The island of Chapelle Dom Hue is a small hunk of land off the coast of Guernsey, itself a small island in the English Channel. For many years, people have found bits of pottery and flint there that date back to the medieval period, but beyond that the island’s history has been lost. Another small island nearby had been home to medieval monks and, when archaeologist Phil de Jersey started excavations on Chapelle Dom Hue back in August, it seemed possible that he would find evidence showing that the monks used the island as a retreat, The Guernsey Press reported.
Instead, he found something much stranger: a carefully dug burial, of the type where one might expect to find human remains, but that instead held the remains of a porpoise.

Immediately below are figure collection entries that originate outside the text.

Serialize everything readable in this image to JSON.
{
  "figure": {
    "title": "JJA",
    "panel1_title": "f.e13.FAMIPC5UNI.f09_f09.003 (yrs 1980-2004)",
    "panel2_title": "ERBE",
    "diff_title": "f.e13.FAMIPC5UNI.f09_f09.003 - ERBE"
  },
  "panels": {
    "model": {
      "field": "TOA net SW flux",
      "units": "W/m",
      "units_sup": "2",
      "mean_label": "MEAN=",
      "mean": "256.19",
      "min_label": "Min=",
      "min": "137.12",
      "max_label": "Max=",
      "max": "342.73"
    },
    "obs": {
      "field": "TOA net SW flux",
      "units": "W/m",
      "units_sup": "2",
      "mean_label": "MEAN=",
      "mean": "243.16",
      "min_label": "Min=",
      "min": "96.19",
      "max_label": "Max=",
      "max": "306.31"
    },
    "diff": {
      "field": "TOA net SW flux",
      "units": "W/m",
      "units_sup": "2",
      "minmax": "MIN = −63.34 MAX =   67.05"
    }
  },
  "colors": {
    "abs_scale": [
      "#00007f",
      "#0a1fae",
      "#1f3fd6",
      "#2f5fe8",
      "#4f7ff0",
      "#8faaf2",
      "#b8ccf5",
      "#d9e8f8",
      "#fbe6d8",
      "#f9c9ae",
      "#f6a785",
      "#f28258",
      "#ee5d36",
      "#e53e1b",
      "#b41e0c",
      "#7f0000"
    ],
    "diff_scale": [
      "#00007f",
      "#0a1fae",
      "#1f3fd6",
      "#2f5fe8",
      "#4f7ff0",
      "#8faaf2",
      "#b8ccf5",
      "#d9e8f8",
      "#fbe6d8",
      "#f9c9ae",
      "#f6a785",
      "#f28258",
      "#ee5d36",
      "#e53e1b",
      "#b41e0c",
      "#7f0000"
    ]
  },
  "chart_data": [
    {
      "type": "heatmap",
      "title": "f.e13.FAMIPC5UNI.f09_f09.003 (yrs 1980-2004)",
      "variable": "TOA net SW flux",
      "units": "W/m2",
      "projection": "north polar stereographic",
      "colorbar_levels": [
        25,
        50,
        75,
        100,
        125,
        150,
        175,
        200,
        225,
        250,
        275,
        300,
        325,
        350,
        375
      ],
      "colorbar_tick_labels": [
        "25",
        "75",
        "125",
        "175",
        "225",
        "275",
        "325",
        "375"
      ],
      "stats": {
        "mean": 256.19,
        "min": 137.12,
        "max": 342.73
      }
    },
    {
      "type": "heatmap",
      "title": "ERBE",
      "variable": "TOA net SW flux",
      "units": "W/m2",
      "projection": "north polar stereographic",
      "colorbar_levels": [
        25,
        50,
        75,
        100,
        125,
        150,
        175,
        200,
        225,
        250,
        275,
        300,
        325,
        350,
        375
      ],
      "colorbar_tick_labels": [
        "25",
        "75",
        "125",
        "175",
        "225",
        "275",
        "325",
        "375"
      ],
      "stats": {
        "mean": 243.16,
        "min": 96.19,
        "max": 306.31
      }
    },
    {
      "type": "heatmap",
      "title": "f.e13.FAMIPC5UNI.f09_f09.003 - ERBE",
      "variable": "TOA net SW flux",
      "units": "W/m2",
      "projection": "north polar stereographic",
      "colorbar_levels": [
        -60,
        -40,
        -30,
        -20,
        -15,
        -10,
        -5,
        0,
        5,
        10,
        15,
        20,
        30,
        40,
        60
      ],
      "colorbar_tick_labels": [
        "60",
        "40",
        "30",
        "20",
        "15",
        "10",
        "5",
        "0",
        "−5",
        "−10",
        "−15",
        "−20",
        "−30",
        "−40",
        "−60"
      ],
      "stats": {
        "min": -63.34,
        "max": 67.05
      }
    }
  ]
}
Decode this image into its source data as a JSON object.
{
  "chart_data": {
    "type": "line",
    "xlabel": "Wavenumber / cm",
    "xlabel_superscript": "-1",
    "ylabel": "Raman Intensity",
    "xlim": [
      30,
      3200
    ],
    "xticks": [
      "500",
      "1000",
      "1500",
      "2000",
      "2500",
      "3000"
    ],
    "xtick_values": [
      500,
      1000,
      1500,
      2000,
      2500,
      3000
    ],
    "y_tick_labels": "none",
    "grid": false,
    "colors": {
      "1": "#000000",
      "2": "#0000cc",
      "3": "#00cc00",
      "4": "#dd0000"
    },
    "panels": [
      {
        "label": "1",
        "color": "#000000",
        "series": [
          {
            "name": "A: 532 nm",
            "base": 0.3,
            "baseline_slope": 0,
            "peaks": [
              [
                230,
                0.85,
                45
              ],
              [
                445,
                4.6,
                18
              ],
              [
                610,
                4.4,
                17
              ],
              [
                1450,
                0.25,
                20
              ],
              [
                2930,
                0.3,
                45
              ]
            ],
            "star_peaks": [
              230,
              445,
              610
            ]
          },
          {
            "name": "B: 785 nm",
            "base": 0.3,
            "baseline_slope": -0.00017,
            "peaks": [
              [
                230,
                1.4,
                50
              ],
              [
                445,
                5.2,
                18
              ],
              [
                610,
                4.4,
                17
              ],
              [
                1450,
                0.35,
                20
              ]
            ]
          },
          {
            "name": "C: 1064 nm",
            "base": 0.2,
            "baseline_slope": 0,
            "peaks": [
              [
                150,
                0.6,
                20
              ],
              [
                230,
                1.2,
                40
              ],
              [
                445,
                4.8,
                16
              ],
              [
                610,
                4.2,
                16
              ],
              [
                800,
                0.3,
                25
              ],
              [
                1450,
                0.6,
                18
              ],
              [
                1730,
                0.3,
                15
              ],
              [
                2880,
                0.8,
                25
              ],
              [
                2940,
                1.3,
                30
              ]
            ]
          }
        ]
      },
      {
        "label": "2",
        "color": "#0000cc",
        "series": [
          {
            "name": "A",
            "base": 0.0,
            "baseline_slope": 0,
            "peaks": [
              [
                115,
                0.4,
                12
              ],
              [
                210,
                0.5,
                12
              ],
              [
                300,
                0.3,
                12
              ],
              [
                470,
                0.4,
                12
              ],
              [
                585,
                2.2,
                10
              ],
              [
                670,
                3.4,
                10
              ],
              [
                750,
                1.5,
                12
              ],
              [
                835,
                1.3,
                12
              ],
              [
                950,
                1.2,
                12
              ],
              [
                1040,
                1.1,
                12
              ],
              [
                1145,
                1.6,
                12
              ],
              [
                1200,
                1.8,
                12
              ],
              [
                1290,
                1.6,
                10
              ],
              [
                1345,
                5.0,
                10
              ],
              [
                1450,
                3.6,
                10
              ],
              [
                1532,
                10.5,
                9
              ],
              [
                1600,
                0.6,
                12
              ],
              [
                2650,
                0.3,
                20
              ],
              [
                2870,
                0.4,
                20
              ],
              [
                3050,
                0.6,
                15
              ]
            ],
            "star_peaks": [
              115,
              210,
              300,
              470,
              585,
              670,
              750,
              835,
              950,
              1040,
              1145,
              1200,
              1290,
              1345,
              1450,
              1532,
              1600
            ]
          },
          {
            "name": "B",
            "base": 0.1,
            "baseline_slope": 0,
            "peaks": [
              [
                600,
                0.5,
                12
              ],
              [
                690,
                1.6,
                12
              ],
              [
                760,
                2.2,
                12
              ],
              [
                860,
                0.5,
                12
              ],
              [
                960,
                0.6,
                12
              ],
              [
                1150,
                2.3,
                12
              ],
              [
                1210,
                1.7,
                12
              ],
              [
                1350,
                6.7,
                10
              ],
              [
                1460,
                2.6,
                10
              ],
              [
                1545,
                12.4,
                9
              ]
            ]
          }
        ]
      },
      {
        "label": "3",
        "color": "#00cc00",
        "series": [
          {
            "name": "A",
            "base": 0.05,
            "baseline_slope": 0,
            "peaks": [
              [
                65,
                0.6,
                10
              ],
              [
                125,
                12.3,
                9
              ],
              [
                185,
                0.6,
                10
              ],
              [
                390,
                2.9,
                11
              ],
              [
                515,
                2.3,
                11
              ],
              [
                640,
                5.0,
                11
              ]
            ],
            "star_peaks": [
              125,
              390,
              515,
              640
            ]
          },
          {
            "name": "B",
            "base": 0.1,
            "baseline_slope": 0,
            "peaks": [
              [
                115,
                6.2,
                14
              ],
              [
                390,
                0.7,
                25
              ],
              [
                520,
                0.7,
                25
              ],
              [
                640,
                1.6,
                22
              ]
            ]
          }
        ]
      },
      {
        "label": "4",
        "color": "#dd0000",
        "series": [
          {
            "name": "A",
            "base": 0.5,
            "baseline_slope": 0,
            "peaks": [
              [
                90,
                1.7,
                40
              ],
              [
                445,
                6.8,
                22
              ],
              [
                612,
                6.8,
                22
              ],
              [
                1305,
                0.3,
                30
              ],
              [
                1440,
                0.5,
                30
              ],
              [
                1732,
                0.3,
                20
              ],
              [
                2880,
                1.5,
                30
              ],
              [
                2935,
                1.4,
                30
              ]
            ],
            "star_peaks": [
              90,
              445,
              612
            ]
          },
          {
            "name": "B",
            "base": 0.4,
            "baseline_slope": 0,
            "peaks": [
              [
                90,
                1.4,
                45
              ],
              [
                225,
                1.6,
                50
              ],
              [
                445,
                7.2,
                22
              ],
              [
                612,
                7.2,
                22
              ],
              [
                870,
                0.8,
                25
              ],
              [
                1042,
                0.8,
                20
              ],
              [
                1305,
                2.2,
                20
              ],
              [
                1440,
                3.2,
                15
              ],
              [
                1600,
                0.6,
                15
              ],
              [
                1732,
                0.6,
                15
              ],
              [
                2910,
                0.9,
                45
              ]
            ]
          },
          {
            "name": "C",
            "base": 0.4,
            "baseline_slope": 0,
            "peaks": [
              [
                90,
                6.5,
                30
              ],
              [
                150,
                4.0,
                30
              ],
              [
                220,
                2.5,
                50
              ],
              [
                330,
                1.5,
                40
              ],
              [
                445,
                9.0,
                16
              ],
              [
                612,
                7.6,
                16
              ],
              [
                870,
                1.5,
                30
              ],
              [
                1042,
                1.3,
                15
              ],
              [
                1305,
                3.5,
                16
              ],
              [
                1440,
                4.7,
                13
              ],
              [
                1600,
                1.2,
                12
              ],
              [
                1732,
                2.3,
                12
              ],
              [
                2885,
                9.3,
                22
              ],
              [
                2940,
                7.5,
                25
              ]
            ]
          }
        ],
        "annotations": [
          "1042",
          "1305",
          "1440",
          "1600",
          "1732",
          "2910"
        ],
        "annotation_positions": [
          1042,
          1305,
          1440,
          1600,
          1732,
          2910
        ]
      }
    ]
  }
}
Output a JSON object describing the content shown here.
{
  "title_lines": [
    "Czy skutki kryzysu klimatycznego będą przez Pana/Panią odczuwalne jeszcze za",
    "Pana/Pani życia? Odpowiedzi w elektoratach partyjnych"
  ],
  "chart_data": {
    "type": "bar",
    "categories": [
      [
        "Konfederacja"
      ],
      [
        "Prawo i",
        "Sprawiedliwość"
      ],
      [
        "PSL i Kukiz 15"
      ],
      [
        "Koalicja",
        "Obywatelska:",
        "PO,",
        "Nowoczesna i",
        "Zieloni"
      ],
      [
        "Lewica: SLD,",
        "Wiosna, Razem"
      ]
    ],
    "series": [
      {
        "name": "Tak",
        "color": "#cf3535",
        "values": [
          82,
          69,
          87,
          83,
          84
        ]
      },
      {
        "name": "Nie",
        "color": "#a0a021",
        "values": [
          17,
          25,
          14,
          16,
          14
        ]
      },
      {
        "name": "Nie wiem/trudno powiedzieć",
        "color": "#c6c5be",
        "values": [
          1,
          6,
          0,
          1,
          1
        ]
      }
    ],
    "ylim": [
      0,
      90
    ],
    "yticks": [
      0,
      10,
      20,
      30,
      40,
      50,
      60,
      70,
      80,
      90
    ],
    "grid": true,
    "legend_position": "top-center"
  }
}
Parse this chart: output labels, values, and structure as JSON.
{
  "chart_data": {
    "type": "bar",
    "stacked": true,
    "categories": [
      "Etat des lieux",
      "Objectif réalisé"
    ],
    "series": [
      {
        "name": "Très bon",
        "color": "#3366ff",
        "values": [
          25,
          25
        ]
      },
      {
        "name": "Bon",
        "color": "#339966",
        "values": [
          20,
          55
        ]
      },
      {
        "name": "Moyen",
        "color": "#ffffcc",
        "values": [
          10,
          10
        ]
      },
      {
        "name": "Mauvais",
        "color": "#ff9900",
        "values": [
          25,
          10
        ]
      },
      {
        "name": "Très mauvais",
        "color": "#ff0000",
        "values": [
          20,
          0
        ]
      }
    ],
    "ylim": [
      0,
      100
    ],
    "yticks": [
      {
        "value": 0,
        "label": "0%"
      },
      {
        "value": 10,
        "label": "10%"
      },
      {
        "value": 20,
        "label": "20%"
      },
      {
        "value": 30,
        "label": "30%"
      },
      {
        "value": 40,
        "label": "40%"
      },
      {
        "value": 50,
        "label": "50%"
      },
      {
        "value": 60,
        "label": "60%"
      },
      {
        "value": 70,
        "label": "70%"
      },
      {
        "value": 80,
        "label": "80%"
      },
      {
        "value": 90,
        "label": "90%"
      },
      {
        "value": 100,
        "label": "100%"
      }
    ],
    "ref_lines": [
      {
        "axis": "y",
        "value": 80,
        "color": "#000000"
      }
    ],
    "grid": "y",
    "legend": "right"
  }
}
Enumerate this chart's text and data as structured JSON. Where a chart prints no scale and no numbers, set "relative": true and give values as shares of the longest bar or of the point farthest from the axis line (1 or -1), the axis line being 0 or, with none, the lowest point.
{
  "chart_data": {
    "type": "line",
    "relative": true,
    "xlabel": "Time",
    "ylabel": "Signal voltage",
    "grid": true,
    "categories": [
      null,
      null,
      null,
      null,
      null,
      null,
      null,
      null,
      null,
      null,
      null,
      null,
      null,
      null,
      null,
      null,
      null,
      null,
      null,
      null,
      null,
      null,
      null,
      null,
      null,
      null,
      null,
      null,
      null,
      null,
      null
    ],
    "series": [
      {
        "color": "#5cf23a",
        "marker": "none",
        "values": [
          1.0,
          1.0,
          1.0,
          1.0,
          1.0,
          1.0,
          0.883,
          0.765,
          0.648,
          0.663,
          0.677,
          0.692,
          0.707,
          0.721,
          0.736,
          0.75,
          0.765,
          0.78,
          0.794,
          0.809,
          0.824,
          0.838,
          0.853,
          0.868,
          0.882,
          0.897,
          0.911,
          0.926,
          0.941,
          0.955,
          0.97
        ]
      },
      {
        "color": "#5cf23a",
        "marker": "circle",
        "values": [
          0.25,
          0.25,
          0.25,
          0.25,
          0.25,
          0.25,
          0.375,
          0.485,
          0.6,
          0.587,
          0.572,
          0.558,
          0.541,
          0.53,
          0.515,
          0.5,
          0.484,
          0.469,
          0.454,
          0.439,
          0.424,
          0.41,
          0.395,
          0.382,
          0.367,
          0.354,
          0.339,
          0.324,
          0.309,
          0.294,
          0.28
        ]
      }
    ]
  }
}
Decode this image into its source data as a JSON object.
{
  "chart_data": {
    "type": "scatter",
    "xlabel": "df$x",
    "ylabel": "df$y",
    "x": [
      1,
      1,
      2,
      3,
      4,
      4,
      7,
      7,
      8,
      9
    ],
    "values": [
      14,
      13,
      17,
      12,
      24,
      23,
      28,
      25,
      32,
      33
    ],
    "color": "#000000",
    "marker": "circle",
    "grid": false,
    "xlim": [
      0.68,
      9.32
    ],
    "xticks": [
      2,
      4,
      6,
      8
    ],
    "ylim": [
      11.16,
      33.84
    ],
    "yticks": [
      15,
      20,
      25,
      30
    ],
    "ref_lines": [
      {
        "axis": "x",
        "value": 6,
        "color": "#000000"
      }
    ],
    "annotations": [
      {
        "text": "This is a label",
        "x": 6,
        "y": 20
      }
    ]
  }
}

The grave, which contained a porpoise skull and bones that look to be shoulder blades and ribs, was also aligned east to west, as a person’s would have been. It is, de Jersey says in a YouTube video, “one of the strangest and most bizarre things I’ve ever come across” in 35 years of archaeological work.
Why would a porpoise have been buried so carefully? With the sea so close by, de Jersey points out, it would have been easy to dispose of it in some other way. One theory is that the cetacean was buried to preserve its meat, and then never recovered. But it could have had some other meaning. As Philip Hoare, author of Leviathan or, The Whale, wrote in The Guardian, this isn’t the first time that porpoise remains have been found buried in a deliberate way. In 1958, an archaeologist’s young assistant found a porpoise jawbone buried with 9th-century jewelry and other treasures.
The newly discovered marine mammal’s burial contained no comparable grave goods, though. It is, de Jersey told The Guardian, a “slightly wacky kind of thing,” but also a “wonderful surprise.” There are no answers yet, but the fascination with a find like this one comes from the unexpected questions it raises.